Quelque 270 000 enfants ont perdu un ou deux de leurs parents des suites d’une maladie liée au sida  . En outre, le génocide de 1994 a fait du Rwanda le pays africain qui compte le plus grand nombre de foyers dirigés par un enfant.

« Ce qu’il faut bien comprendre avant tout, c’est qu’au Rwanda, plus de 60 pour cent des orphelins sont des orphelins du sida  . Ils ont besoin d’un soutien parental », a déclaré Elie Nduwayesu, directeur de Nkund’abana (‘J’aime les enfants’ en langue kinyarwanda), une initiative lancée par CARE, une organisation non gouvernementale basée aux Etats-Unis.

Nkund’abana aide, depuis trois ans, les enfants qui doivent élever seuls leurs frères et soeurs à Gitarama, une ville située à 35 kilomètres au sud de Kigali, la capitale rwandaise. Nkund’abana apporte un soutien à ces jeunes qui doivent assumer de lourdes responsabilités suite au décès de leurs parents.

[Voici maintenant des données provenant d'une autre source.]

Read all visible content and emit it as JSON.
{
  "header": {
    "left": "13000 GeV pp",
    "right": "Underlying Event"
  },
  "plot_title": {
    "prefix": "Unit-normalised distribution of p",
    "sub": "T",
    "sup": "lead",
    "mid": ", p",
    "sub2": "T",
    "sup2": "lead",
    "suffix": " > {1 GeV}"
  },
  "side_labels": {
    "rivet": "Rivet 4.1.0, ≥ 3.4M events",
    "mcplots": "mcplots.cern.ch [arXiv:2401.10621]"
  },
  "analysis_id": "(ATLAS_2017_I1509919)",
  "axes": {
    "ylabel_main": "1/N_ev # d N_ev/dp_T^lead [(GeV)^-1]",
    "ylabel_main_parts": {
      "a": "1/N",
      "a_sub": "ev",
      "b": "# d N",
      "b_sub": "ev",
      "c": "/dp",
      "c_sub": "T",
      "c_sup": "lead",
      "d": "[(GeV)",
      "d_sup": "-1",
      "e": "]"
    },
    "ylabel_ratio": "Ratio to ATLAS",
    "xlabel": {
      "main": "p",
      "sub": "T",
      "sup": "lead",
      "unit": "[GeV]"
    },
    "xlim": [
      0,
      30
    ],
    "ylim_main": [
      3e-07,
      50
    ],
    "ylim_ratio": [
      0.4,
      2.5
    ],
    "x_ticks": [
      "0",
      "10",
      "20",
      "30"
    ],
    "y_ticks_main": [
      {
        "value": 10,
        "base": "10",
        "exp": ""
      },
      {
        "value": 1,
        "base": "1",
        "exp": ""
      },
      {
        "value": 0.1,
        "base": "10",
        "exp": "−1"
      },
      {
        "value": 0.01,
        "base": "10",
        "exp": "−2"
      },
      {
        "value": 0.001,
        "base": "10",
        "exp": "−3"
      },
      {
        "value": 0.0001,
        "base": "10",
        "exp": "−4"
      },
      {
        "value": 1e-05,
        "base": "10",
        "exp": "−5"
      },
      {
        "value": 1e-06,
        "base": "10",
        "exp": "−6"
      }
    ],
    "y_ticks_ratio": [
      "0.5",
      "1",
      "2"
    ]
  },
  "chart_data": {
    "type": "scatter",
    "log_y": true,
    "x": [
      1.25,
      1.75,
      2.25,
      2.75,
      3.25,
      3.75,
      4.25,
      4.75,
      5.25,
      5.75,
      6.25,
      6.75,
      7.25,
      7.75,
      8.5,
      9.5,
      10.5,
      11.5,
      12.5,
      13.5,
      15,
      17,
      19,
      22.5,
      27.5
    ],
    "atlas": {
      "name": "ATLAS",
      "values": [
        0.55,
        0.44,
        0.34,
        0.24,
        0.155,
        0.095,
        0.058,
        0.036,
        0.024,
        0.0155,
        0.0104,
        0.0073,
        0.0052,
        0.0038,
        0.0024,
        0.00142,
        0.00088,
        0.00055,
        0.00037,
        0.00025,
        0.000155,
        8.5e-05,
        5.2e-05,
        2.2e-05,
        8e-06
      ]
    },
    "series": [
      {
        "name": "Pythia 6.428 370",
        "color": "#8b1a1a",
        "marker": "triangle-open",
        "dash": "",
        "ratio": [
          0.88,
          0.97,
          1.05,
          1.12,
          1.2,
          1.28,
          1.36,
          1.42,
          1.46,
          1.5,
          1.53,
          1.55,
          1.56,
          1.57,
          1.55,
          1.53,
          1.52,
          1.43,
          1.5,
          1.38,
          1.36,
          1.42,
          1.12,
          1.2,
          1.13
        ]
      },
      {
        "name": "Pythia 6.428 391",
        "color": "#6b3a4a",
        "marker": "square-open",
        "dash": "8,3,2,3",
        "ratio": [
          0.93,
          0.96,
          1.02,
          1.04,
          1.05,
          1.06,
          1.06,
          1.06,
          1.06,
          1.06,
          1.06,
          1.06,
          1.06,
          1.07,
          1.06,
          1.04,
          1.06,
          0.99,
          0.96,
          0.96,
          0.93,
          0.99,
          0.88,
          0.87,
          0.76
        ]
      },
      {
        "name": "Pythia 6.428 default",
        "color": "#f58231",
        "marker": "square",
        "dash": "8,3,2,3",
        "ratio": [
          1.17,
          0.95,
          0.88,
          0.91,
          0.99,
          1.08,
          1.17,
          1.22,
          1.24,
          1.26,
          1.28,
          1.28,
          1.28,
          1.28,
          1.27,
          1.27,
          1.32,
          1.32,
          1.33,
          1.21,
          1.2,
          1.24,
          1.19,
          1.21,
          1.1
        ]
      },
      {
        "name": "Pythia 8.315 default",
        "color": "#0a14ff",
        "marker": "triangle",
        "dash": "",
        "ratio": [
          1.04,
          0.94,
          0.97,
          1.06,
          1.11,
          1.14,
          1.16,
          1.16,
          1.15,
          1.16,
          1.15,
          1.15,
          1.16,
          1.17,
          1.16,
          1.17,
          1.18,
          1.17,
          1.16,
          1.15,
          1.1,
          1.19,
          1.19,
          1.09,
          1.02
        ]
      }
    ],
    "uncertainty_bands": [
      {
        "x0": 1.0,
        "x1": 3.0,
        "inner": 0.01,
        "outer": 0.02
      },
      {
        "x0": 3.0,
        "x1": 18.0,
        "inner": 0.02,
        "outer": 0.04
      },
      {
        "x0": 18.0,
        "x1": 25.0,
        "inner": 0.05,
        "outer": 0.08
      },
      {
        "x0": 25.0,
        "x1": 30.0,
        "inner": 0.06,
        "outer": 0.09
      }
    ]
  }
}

Les équipes Nkund’abana font appel aux communautés locales pour prendre en charge ces enfants, mais « contrairement aux autres initiatives, ici, ce sont les enfants qui choisissent eux-mêmes la personne, membre de la communauté, qui s’occupera d’eux. Ce sont également les enfants qui établissent le cadre de référence », a expliqué Elie Nduwayesu.

Il y a quatre ans, Claudine Uwamariya, une jeune rwandaise de 13 ans, a perdu son père des suites d’une maladie liée au sida  . Sa mère est morte deux ans plus tard, et « au cours des six semaines qui ont suivi le décès de ma mère, mes trois frères et sœurs et moi avons dû [déménager] dans différents endroits », dans de nouvelles familles d’accueil, où la vie n’était pas facile, a-t-elle raconté.

« La nourriture manquait et comme nous ne faisions pas partie de la famille, les parents s’occupaient en priorité de leurs enfants », a dit Claudine.

Après avoir passé une année auprès de cette famille, Claudine a décidé de retourner, avec ses frères et sœurs, auprès des membres de sa famille.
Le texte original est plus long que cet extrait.